Schmidt, a scientist, essentially has designed his own intellectual
framework from first principles, rather analogously to the way a theoretical
physicist would start with a set of equations (such as Maxwell’s equations
for electromagnetism) and derive consequences. This makes Schmidt’s work much more original, but by the same
token he does not situate it within the large literature on the sociology of
education and the sociology of professions (e.g., Collins, 1979; Larson,
1979), as well as works on the "new class" or
professional-managerial class (e.g., Ehrenreich and Ehrenreich 1979;
Gouldner, 1979). For some readers
that will be a weakness in Schmidt’s book, but perhaps his independence of
earlier scholarship -- given that he has read into these literatures but
decided that they do not add to his perspective -- are part of what it takes
to produce such an original analysis. Both authors focus on the North American
experience, using frameworks and examples close to their own experience. Credentials and professional training are
different elsewhere, to a greater or lesser degree. Readers will need to use their judgement about how much of
these critiques apply in other systems. Both Cude and Schmidt are fascinated by
dramatic expressions of frustration by disgruntled students and academics,
giving examples of research students who either committed suicide or killed
their supervisors, or both.
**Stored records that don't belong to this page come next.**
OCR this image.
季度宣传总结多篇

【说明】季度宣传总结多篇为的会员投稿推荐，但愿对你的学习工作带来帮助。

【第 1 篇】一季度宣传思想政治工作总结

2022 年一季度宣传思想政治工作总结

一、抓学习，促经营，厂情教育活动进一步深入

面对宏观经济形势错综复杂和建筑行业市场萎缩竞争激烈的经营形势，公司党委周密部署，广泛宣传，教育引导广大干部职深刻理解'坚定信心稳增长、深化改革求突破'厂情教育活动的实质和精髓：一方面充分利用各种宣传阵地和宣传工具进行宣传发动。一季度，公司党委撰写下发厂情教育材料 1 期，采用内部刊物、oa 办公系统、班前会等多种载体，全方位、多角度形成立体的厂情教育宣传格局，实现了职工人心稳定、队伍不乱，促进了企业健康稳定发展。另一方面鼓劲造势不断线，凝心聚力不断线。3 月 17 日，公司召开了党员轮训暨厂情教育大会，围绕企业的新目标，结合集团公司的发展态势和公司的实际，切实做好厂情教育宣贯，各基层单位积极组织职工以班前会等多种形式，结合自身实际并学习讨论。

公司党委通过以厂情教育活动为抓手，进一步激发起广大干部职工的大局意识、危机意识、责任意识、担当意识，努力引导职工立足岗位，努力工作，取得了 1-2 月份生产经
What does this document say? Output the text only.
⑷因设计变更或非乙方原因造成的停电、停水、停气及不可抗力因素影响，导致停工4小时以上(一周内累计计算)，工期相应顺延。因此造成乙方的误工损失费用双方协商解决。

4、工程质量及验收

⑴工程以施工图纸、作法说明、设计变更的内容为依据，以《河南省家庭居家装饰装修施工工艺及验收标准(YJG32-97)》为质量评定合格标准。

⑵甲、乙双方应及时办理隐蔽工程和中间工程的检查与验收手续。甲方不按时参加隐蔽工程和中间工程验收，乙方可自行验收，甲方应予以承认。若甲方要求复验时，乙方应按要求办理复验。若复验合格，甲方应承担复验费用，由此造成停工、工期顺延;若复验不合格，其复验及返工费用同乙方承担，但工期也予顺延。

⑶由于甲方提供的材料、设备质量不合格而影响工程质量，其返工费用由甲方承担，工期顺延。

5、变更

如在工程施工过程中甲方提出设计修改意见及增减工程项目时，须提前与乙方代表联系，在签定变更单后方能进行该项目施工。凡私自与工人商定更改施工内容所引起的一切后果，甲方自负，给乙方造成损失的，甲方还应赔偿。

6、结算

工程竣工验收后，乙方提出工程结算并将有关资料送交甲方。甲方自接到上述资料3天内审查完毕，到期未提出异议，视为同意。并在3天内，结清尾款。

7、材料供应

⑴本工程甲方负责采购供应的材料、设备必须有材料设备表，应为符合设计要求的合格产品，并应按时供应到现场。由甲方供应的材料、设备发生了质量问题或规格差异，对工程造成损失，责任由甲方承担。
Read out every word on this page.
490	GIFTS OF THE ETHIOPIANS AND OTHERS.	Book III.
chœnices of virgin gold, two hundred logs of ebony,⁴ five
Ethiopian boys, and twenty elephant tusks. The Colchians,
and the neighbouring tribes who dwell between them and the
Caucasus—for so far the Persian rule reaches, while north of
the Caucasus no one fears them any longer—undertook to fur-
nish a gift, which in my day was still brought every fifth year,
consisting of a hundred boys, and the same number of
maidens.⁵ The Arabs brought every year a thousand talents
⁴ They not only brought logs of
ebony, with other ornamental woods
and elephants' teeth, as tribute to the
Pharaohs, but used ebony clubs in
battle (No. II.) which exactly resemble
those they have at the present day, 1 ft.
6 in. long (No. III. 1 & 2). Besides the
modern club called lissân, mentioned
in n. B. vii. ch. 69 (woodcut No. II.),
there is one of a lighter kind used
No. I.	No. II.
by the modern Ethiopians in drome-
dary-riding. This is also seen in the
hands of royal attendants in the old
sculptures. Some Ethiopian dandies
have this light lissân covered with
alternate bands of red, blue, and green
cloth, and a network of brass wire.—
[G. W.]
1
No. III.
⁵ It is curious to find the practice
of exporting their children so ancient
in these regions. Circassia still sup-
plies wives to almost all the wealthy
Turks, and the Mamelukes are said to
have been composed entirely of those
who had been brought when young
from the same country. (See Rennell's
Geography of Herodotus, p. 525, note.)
Both
authors look at the credentialing process from the point of the view of the
student and both are attuned to the enormous waste and frustration involved,
perhaps leading them to expect and notice those few cases where frustration
manifested itself as violent rage.
Their books, in their own ways, show why such rage is predictable. Perhaps the surprising thing is that there
is relatively little violence! Whereas Cude’s personal experiences led him to
write his book, with Schmidt the sequence was reversed. Employed as an editor at Physics Today for
19 years, he was dismissed after his employer saw Disciplined Minds. That’s one provocative book! It is hard to read these books without asking,
"What did doing my degrees do to me?" and becoming either defensive
or self-satisfied. Both Cude and
Schmidt would like readers to ask the question and be self-reflective but
then to go out and do something about the problems. The credential system is enormously powerful and is not going
to change quickly. But for those who
want to be more aware and make a personal contribution to change, these books
are good places to start. References Collins, Randall (1979) The Credential
Society: An Historical Sociology of Education and Stratification,
Academic Press. Dore, Ronald (1976) The Diploma Disease:
Education, Qualification and Development, Allen and Unwin. Ehrenreich, Barbara and Ehrenreich, John
(1979) “The professional-managerial class,” pp. 5-45 in Walker, Pat (ed.), Between
Labour and Capital, Harvester. Gouldner, Alvin W (1979) The Future of
Intellectuals and the Rise of the New Class, Macmillan. Illich, Ivan (1971) Deschooling Society, Calder
and Boyars. Illich, Ivan et al. (1977) Disabling
Professions, Marion Boyars Larson, Magali Sarfatti (1979) The Rise of
Professionalism: A Sociological Analysis, University of California Press.